Hoewel Dandrieu het best bekend staat als organist, verdienen zijn triosonates een prominente positie in de kamermuziek van die periode. Ze tonen een verbluffende beheersing van stijl en een diversiteit aan karakter. Dansen vol energie worden afgewisseld met “pièces de caractère” en ondeugend en onstuimig contrapunt met expressieve articulatie, frasering, ritme, zachtheid en passie.
Dandrieu publiceerde ze onder de titel Premier Oeuvre in 1705, toen hij drieëntwintig jaar oud was. De triosonate ontstond in de tweede helft van de zeventiende eeuw en Corelli, de meester van het genre, verspreidde het in heel Europa. De triosonates van Dandrieu worden gekenmerkt door de invloed van Corelli. Dandrieu noemde overigens één van zijn klavecimbelstukken “La Corelli”. Justin Taylor heeft dit stuk gearrangeerd als een “sonate a tre”.

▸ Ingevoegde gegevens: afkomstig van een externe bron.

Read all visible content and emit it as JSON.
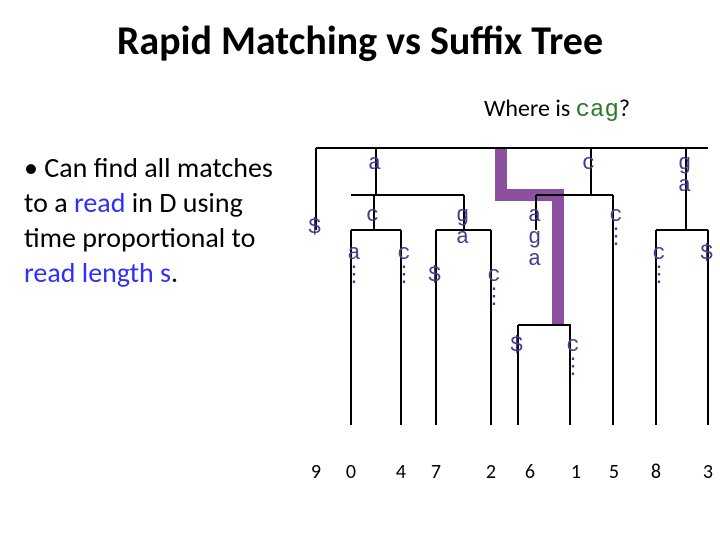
{
  "title": "Rapid Matching vs Suffix Tree",
  "query": {
    "prefix": "Where is ",
    "pattern": "cag",
    "suffix": "?"
  },
  "bullet": {
    "glyph": "• ",
    "line1": "Can find all matches to a ",
    "readWord": "read",
    "line2": " in D using time proportional to ",
    "readLen": "read length ",
    "sSym": "s",
    "dot": "."
  },
  "tree": {
    "dollar": "$",
    "top": {
      "a": "a",
      "c": "c",
      "ga": "g\na"
    },
    "a": {
      "c": "c",
      "g": "g\na",
      "c_a": "a\n⋮",
      "c_c": "c\n⋮",
      "g_c": "c\n⋮"
    },
    "c": {
      "a": "a\ng\na",
      "c": "c\n⋮",
      "a_c": "c\n⋮"
    },
    "g": {
      "c": "c\n⋮"
    },
    "leaves": [
      "9",
      "0",
      "4",
      "7",
      "2",
      "6",
      "1",
      "5",
      "8",
      "3"
    ]
  }
}
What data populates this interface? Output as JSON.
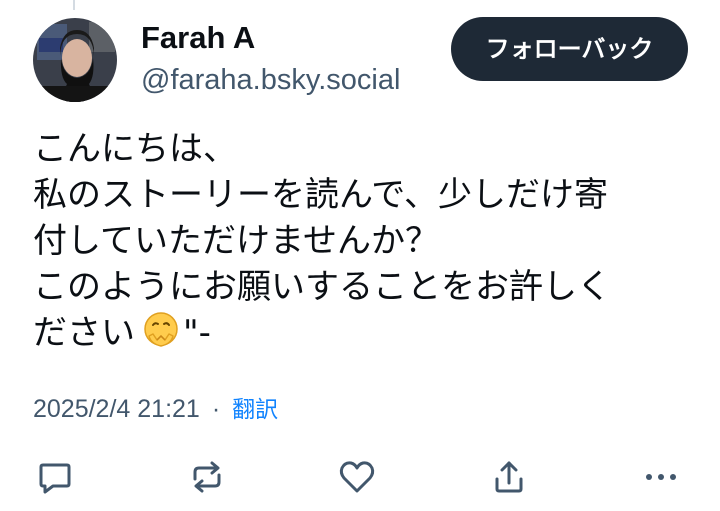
{
  "author": {
    "display_name": "Farah A",
    "handle": "@faraha.bsky.social",
    "avatar_icon": "avatar-photo"
  },
  "follow_button": {
    "label": "フォローバック"
  },
  "post": {
    "lines": [
      "こんにちは、",
      "私のストーリーを読んで、少しだけ寄",
      "付していただけませんか？",
      "このようにお願いすることをお許しく",
      "ださい"
    ],
    "emoji_icon": "pleading-hands-emoji",
    "trailing_text": "\"-"
  },
  "meta": {
    "timestamp": "2025/2/4 21:21",
    "separator": "·",
    "translate_label": "翻訳"
  },
  "actions": {
    "reply_icon": "reply-icon",
    "repost_icon": "repost-icon",
    "like_icon": "heart-icon",
    "share_icon": "share-icon",
    "more_icon": "more-icon"
  },
  "colors": {
    "text_primary": "#0b0f14",
    "text_secondary": "#42576c",
    "link": "#1083fe",
    "button_bg": "#1e2936",
    "icon": "#42576c"
  }
}
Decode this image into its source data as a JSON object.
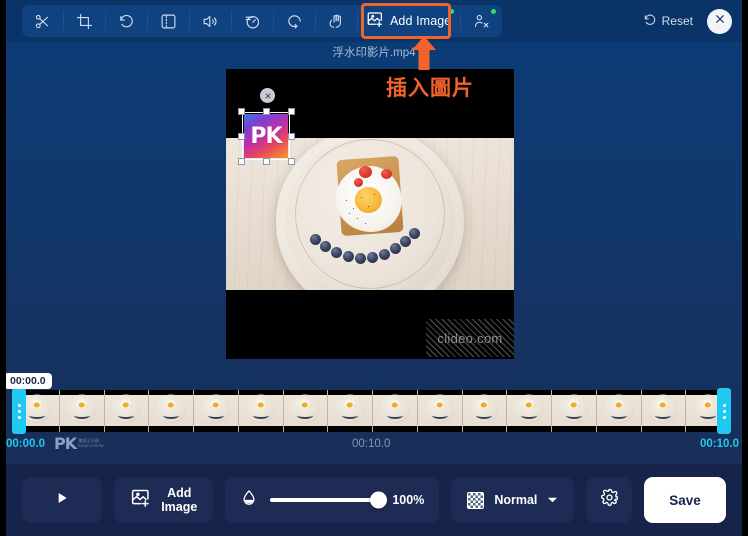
{
  "app": {
    "accent_orange": "#f0632a",
    "accent_cyan": "#1ec8f0",
    "bg_top": "#0b3d79",
    "bg_bottom": "#1b2b52"
  },
  "header": {
    "tools": [
      {
        "name": "cut-icon",
        "label": "Cut"
      },
      {
        "name": "crop-icon",
        "label": "Crop"
      },
      {
        "name": "rotate-icon",
        "label": "Rotate"
      },
      {
        "name": "resize-icon",
        "label": "Resize"
      },
      {
        "name": "volume-icon",
        "label": "Volume"
      },
      {
        "name": "speed-icon",
        "label": "Speed"
      },
      {
        "name": "loop-icon",
        "label": "Loop"
      },
      {
        "name": "stabilize-icon",
        "label": "Stabilize"
      }
    ],
    "add_image": {
      "label": "Add Image",
      "icon": "add-image-icon",
      "badge": "new"
    },
    "remove_watermark": {
      "icon": "remove-person-icon",
      "badge": "new"
    },
    "reset_label": "Reset",
    "reset_icon": "reset-icon",
    "close_icon": "close-icon"
  },
  "file": {
    "name": "浮水印影片.mp4"
  },
  "annotation": {
    "text": "插入圖片",
    "arrow": "up-arrow-icon",
    "color": "#f0632a"
  },
  "preview": {
    "watermark_text": "clideo.com",
    "overlay": {
      "logo_text": "PK",
      "delete_icon": "close-icon",
      "handle_count": 8
    }
  },
  "timeline": {
    "playhead_tooltip": "00:00.0",
    "start_label": "00:00.0",
    "end_label": "00:10.0",
    "duration_label": "00:10.0",
    "thumbnail_count": 16,
    "watermark_main": "PK",
    "watermark_sub_1": "電腦王阿達",
    "watermark_sub_2": "kocpc.com.tw",
    "trim_left_icon": "trim-handle-icon",
    "trim_right_icon": "trim-handle-icon"
  },
  "controls": {
    "play_icon": "play-icon",
    "add_image_line1": "Add",
    "add_image_line2": "Image",
    "add_image_icon": "add-image-icon",
    "opacity_icon": "opacity-droplet-icon",
    "opacity_value": "100%",
    "blend_icon": "checkerboard-icon",
    "blend_value": "Normal",
    "blend_caret": "chevron-down-icon",
    "settings_icon": "gear-icon",
    "save_label": "Save"
  }
}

Jean-François Dandrieu (1682-1738) werd geboren in Parijs in een familie van ambachtslieden en musici, afkomstig uit Angers. Op vijfjarige leeftijd speelde hij aan het hof reeds klavecimbel voor Élisabeth-Charlotte d’Orléans (foto), de dochter van “Monsieur”, de broer van Louis XIV en Elisabeth Charlotte (Liselotte) von der Pfalz (“Madame”). Het was het begin van een prestigieuze carrière als klavecinist en organist.
In 1704 volgde hij Nicolas Lebègue (foto) op als organist van de Saint-Merry kerk (foto’s). Het orgel van deze kerk werd in 1647 gebouwd door Germain Pilon. Dandrieu was ook organist van de nu verwoeste kerk Saint-Barthélemy op het Île de la Cité, waar hij zijn oom, de priester en organist Pierre Dandrieu (1664-1733) (foto) opvolgde, die rond 1714 een kerstboek voor orgel en klavecimbel publiceerde.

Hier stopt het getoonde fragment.